Although Chinese still buy illegal body parts of tigers — poached in India or killed in captivity — for traditional medicine, the wild tigers have not been hunted in China since the 1950s, Li said. In fact, hunting of all animals except rats is banned in China.
But many people in the down-at-the-heels villages near the Russian border trap other animals, which Li believes also has an effect on tigers. First of all, tigers can easily be snared in traps. More important, trapping sets off a destructive cycle of theft; if humans steal the deer and wild pigs that are the tigers’ natural prey, the tigers in turn are prompted to steal the humans’ livestock.
“Getting rid of the traps is absolutely critical to making a better environment for the tigers,” said Li, who was making the rounds recently in the villages near the border, distributing beekeeping equipment to encourage an alternative livelihood to trapping.
The Chinese government also has sought to improve the public’s attitude toward tigers by compensating farmers for pilfered livestock. Liu, for example, expects to receive about $500 for the young bull killed in June. Chinese newspapers now contain a multitude of articles about tiger attacks on farms, further raising awareness.
Here in Jilin province, the Forestry Ministry has designated a wildlife preserve containing 108,700 acres of spruce, pine and larch forest, the favorite habitat of the tiger. In August, scientists released 37 deer into the preserve to attract tigers as well as leopards, another endangered species native to the region.
“If you want to protect tigers, you have to protect their food supply,” Zhang Changzhi, a scientist with the World Wildlife Fund, which is sponsoring the project, said as he toured a preserve in Wangqing county recently.
Heat-detecting cameras attached to trees attest to the success of the project; they have produced three photographs of leopards and one of a tiger.

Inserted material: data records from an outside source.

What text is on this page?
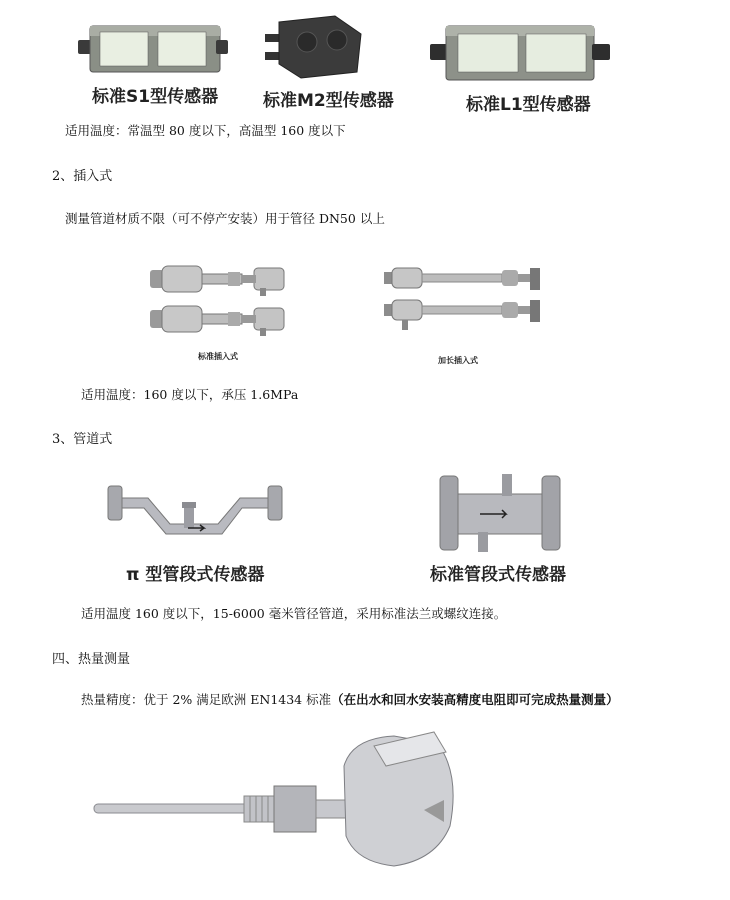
标准S1型传感器	标准M2型传感器	标准L1型传感器
适用温度：常温型 80 度以下，高温型 160 度以下
2、插入式
测量管道材质不限（可不停产安装）用于管径 DN50 以上
标准插入式	加长插入式
适用温度：160 度以下，承压 1.6MPa
3、管道式
π 型管段式传感器	标准管段式传感器
适用温度 160 度以下，15-6000 毫米管径管道，采用标准法兰或螺纹连接。
四、热量测量
热量精度：优于 2% 满足欧洲 EN1434 标准（在出水和回水安装高精度电阻即可完成热量测量）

Tigers are endangered throughout the world: Their population in the wild has dwindled from an estimated 100,000 in the early 20th century to as few as 3,200 today. Siberian tigers, also known as Amur or Korean tigers, are among six surviving subspecies and are native to the boreal forests, or taiga, of China, Russia and North Korea.
Chinese efforts on behalf of the Siberian tiger have won worldwide praise among environmentalists.
A 2010 report in the journal of the Yale School of Forestry & Environmental Studies compared China’s preservation efforts favorably with India’s and ventured that China might even earn the right to claim it “saved the tiger.”
Chinese have been amazed not only by the apparent growth of the tiger population but also by how far the felines have spread. It made headlines around China this year when tigers were seen near Jiamusi, a city 140 miles from the Russian border.